Nonetheless, DiMartino’s persistence contributed to assembling a team that would make possible the life-saving treatment Matteo needed. “The DiMartino family exemplifies the example of determination, heart and never giving up,” Dr. Martin Chavez, chief of maternal fetal medicine at NYU Winthrop-University Hospital, who treated DiMartino early in her pregnancy, told Newsday.
Matteo was born on April 17, 2019, at 35 weeks via caesarean section. At birth, the mass on his chest and left arm weighed more than three pounds and prohibited movement of his arm, head, and neck. The mass caused an open wound that left Matteo susceptible to deadly infection and kept his left arm permanently extended at a 90-degree angle.
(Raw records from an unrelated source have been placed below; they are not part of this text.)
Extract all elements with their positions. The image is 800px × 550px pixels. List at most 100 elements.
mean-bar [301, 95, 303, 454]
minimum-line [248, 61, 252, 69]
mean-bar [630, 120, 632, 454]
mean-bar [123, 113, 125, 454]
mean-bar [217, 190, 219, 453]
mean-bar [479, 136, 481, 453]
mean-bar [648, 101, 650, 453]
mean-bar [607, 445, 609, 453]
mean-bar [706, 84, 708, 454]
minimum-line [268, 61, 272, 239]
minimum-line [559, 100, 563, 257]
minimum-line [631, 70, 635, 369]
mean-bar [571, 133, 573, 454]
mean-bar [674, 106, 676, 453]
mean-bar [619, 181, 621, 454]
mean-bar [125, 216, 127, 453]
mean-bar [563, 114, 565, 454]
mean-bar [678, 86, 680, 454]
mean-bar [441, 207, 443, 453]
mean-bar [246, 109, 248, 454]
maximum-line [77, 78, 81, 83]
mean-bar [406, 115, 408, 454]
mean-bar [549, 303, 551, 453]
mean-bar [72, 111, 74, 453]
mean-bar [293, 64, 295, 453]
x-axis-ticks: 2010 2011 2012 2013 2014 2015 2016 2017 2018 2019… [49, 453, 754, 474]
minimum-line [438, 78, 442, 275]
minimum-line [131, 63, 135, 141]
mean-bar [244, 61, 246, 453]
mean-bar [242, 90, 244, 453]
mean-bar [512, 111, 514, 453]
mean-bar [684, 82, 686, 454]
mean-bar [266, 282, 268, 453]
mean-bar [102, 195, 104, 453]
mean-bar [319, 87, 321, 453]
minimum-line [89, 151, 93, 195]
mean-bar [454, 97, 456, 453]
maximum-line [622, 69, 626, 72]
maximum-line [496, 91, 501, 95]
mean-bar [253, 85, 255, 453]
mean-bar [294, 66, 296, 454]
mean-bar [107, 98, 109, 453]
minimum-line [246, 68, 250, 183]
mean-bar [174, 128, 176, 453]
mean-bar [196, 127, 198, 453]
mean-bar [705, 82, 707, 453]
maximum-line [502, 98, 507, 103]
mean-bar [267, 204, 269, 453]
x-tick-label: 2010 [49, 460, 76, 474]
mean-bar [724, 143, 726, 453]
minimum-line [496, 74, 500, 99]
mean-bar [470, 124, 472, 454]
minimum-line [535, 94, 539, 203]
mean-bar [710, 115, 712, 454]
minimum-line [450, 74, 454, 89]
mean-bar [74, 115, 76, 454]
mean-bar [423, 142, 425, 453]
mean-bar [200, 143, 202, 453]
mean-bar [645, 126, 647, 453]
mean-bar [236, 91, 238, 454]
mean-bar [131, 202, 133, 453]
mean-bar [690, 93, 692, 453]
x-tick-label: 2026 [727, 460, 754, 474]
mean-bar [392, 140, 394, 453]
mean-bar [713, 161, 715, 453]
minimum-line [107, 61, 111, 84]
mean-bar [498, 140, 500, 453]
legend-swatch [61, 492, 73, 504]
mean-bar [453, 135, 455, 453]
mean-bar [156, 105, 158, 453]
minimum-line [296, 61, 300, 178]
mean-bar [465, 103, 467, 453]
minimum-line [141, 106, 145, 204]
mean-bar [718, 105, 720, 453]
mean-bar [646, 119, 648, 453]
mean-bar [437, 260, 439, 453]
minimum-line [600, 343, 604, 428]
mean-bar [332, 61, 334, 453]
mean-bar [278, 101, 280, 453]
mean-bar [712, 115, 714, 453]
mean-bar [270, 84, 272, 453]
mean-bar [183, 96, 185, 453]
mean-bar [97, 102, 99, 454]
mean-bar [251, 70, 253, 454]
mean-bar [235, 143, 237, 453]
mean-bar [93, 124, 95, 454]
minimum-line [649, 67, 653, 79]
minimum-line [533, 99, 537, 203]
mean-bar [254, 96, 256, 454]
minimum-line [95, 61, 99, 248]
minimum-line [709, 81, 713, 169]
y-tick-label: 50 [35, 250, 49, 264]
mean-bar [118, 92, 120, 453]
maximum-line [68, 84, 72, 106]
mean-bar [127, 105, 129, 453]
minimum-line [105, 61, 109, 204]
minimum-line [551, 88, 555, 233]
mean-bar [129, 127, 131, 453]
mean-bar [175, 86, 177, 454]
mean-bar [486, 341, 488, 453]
With all these complications, Matteo would not be able to roll, sit up, ride in a car seat or even wear most baby clothes. Of course, for his parents, their biggest concern was whether he would live.
“At a certain point I was scared to love Matteo,” Christina DiMartino told Newsday. “I was scared not knowing what was going to happen when we left the hospital, not knowing if he was going to make it.”
Over the next six months, DiMartino worked to find the team of expert surgeons who could perform the life-saving surgery her son needed. Five specialists gathered at Cohen’s Children’s Medical Center in New Hyde Park in October 2019 to remove as much of the cyst as possible and reconstruct Matteo’s chest and arm. The seven-hour surgery was deemed a success, and no one would ever guess the difficulty and trauma Matteo went through from looking at him today.
“It’s a miracle,” said Christina DiMartino said at a recent press conference about the surgery. “I truly believe he’s my miracle baby.” DiMartino told another news outlet, “Each and every doctor has a role in saving my son’s life and I am forever grateful for that.”
Dr. Milton Waner, one of the surgeons who treated Matteo, said the condition is unlikely to recur and Matteo appears normal and healthy. “This will not hold him back,” said Waner, adding “It will not limit him.”
Matteo’s dad described the experience of living in constant fear for his son’s health to having a happy baby growing right on track. He said, “I went from being scared to [having]that beautiful baby boy who keeps us up every night. And I wouldn’t change it for the world.”
Like the DiMartino family, many parents face challenging diagnoses before their children are even born. Sadly, many parents are pressured to end their child’s life instead of continuing with the unknown. Instead of giving families options, including innovative treatment like prenatal surgery, many parents are led to believe that their situation is hopeless, and even that their children are “incompatible with life.” Sharing stories of hope like Matteo’s is a powerful way of giving parents hope.